Envisagez-vous d’ouvrir votre modèle à des partenariats hors groupe ?
La priorité des années à venir est de poursuivre l’équipement des clients des Caisses d’épargne et des Banques populaires. Nous sommes organisés pour cela et avons encore beaucoup de potentiel. Mais notre modèle sera également décliné en open insurance vers d’autres distributeurs. C’est un objectif complémentaire qui figure dans notre plan stratégique.
Comment jugez-vous la concurrence du direct et des start-up sur le marché du dommages ?
L’assurance dommages est un marché concurrentiel dont l’efficience en termes de prix ne laisse finalement pas beaucoup de place aux distributeurs alternatifs. Si les bancassureurs ont réussi à se faire une place et pèsent aujourd’hui sur le marché, les positions restent toujours largement occupées par les grandes marques et les mutualistes. Beaucoup ont, par le passé, prédit l’avènement du direct et des start-up mais les acteurs en place se sont adaptés, digitalisés, et améliorés en qualité de service.
Le rapport Langreney sur l’assurabilité du risque climatique a évoqué le désengagement de certains assureurs des zones surexposées. Est-ce un phénomène que le marché doit craindre ?

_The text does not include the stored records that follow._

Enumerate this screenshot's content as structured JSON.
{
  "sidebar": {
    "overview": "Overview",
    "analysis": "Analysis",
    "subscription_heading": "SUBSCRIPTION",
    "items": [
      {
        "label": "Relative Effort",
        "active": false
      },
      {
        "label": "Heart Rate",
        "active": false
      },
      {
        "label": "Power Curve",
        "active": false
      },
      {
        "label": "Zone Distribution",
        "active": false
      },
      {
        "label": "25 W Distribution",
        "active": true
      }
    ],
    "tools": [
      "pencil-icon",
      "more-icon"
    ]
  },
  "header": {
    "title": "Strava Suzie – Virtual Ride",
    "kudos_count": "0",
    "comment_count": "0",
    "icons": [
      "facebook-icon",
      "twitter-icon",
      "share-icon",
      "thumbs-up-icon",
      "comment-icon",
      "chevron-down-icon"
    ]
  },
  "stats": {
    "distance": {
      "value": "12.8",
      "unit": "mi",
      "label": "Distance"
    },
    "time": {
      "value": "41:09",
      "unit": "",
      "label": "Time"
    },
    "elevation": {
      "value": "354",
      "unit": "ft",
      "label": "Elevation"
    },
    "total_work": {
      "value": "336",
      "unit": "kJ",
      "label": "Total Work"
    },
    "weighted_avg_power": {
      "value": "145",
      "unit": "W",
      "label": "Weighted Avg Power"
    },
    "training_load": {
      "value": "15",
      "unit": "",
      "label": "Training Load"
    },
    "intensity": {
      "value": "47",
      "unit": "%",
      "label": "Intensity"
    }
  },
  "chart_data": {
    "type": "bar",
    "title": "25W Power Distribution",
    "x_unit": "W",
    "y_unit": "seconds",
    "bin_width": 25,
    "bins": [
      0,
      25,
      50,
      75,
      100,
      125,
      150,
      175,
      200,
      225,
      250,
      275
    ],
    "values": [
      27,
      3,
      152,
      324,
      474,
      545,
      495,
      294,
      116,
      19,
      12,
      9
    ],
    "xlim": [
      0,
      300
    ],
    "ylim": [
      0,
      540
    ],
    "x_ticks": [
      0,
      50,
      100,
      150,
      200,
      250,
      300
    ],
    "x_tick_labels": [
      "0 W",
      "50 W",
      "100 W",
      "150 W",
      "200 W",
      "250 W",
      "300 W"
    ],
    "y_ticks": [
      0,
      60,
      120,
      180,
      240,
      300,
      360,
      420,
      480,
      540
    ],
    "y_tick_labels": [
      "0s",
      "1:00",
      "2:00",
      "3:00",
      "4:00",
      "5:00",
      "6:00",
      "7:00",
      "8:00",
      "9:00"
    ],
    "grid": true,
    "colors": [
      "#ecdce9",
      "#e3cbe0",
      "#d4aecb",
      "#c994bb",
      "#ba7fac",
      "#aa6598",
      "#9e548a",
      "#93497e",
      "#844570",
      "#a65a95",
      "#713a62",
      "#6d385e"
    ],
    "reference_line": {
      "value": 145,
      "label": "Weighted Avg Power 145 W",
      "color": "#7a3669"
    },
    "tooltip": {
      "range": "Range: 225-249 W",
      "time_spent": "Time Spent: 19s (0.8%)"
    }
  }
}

Nous sommes clairement devant des risques climatiques qui augmentent tant en fréquence qu’en intensité. Certaines zones « ultra-noires » du territoire, qui deviennent très complexes à assurer, ne sont en fait plus vraiment habitables au regard de la fréquence des risques climatiques qui augmentent. Elles devront être traitées de manière globale par l’État et les assureurs pour un désengagement ordonné et accompagné. Mais cela ne vaut que pour une infime partie du territoire ; pour le reste, il faut continuer à mutualiser le plus largement possible pour que le régime catastrophe naturelle continue de jouer son plein effet. La profession dans son ensemble doit donc être vigilante à ne pas laisser certains jouer avec le feu. Sur ce point, et même si nous ne sommes pas d’accord sur tout, les préconisations du rapport Langreney sont plutôt vertueuses.
Lesquelles ?
La mise en place d’une cartographie des zones à risques par péril est une bonne idée. Avant d’entrer dans l’intimité des parts de marché des uns et des autres, ce qui n’est pas forcément du goût de tout le monde, soyons d’abord tous bien au clair avec des cartographies des risques communes et partagées entre les assureurs, la CCR et l’État. Ce serait déjà un pas énorme.